Eduardo Pazuello e Jair Bolsonaro

Originalmente publicado em TIJOLAÇO

Por Fernando Brito

“Um jargão simplório colocado para discussão na internet”.

A definição canalha dada ontem à CPI por Eduardo Pazuello sobre aquele “um manda, o outro obedece” ajuda a compreender a estratégia de Jair Bolsonaro para a cada vez mais difícil empreitada de permanecer na Presidência. pela reeleição ou pelo golpismo que sempre acalentou e não pode exibir abertamente, como um “amor proibido” que lhe transborda a toda hora.

“Um jargão simplório colocado para discussão na internet” é e será a afirmação do “machão das redes”, o homem que combate os preços altos, mas recria a inflação, que defende um “nacionalismo” que vende o país, defende a “moral” e se expressa do modo mais chulo que já fez um chefe de Estado.

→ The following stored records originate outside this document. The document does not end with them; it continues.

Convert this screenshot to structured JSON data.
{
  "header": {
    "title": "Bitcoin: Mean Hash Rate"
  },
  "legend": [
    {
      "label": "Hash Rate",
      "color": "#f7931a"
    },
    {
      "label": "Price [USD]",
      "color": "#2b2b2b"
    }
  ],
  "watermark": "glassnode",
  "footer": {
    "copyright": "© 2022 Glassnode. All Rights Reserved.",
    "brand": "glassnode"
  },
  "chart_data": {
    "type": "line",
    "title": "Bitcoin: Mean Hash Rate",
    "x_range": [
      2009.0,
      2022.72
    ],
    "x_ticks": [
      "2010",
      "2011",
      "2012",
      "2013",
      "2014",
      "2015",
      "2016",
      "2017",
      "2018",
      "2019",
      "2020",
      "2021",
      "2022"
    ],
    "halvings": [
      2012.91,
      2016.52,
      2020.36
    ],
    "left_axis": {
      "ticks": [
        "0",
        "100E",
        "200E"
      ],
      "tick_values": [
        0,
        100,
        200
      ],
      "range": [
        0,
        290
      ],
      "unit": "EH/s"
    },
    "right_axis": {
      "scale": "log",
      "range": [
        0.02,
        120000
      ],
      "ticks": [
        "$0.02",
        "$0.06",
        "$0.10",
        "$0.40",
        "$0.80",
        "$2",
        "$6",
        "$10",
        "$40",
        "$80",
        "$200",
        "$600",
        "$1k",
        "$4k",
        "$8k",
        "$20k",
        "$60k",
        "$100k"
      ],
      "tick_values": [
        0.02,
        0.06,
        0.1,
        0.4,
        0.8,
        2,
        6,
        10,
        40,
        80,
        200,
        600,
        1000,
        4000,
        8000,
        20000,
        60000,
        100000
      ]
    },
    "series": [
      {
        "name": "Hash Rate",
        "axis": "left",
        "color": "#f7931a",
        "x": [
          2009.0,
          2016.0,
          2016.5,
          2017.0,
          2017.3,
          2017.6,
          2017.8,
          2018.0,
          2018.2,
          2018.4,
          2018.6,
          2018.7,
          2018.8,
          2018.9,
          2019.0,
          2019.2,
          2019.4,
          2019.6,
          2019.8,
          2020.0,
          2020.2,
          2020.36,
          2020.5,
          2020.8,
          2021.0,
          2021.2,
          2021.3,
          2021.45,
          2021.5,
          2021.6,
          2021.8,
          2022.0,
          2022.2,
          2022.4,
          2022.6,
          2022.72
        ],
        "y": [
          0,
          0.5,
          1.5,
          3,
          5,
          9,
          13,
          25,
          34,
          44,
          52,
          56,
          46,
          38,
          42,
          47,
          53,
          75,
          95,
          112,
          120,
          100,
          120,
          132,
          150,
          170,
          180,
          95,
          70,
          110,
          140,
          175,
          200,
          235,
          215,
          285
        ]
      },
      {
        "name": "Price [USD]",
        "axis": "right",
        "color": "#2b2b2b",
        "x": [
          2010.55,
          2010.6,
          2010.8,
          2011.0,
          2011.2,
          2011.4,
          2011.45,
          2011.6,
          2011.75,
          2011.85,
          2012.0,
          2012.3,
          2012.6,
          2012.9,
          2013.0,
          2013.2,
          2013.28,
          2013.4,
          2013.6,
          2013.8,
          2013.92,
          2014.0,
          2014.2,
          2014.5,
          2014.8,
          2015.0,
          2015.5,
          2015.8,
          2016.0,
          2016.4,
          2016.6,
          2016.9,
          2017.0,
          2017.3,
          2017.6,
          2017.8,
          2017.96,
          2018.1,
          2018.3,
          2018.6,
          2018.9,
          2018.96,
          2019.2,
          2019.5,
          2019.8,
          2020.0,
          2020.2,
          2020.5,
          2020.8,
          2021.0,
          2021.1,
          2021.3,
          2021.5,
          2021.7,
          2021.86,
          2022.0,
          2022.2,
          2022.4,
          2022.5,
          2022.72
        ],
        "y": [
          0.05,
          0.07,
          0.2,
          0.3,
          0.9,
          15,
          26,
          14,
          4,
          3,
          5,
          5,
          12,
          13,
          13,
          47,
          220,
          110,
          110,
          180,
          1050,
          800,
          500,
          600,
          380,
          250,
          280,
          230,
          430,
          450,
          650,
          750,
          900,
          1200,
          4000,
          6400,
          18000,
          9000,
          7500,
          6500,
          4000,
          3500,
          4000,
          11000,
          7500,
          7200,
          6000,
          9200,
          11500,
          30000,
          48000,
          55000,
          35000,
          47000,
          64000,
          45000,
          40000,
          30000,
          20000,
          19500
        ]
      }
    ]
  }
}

É como pretende enfrentar o desafio de 2022, no qual não tem condições de enfrentar qualquer debate com um mínimo de racionalidade e nem mesmo com as promessas de 2018, invalidades pela realidade de seu governo.

Bolsonaro é a mais perfeita expressão daquela triste frase de Roberto Jefferson sobre despertar “os instintos mais primitivos”: armas, sexo, liberdade que ignora direitos coletivos, desmonte das instituições e regras de convívio. Ah, sim, e fé em um Deus mau, opressivo, repressor, crença que se resume ao culto hipócrita e não à prática da fraternidade.

Assim, ele é atrativo como o que Adoniran Barbosa chamou de “apreciar a demolição” que faz de tudo o que este país já construiu e acumulou em civilização. Em qualquer ação social, a proposta é, no máximo, a que Paulo Guedes volta e meia sugere para tudo: um “vaucher“.

A estratégia bolsonariana exige que o “campo de batalha” seja o árido para o raciocínio, estéril para a civilidade e fértil para o xingamento, a mentira, as “fake news”, a petulância imbecil.

Daí a sua ofensiva, agora, para aprovar “garantias de liberdade” nas redes, que quer tornar incensuráveis, mesmo diante de publicações falsas, grotescas, fantasiosas, como ele próprio é.

A sua preocupação tem sentido: militares e parlamentares, as outras bases de seu tripé de poder, ainda estão firmes. Mas, neste momento, o apoio das redes fraqueja.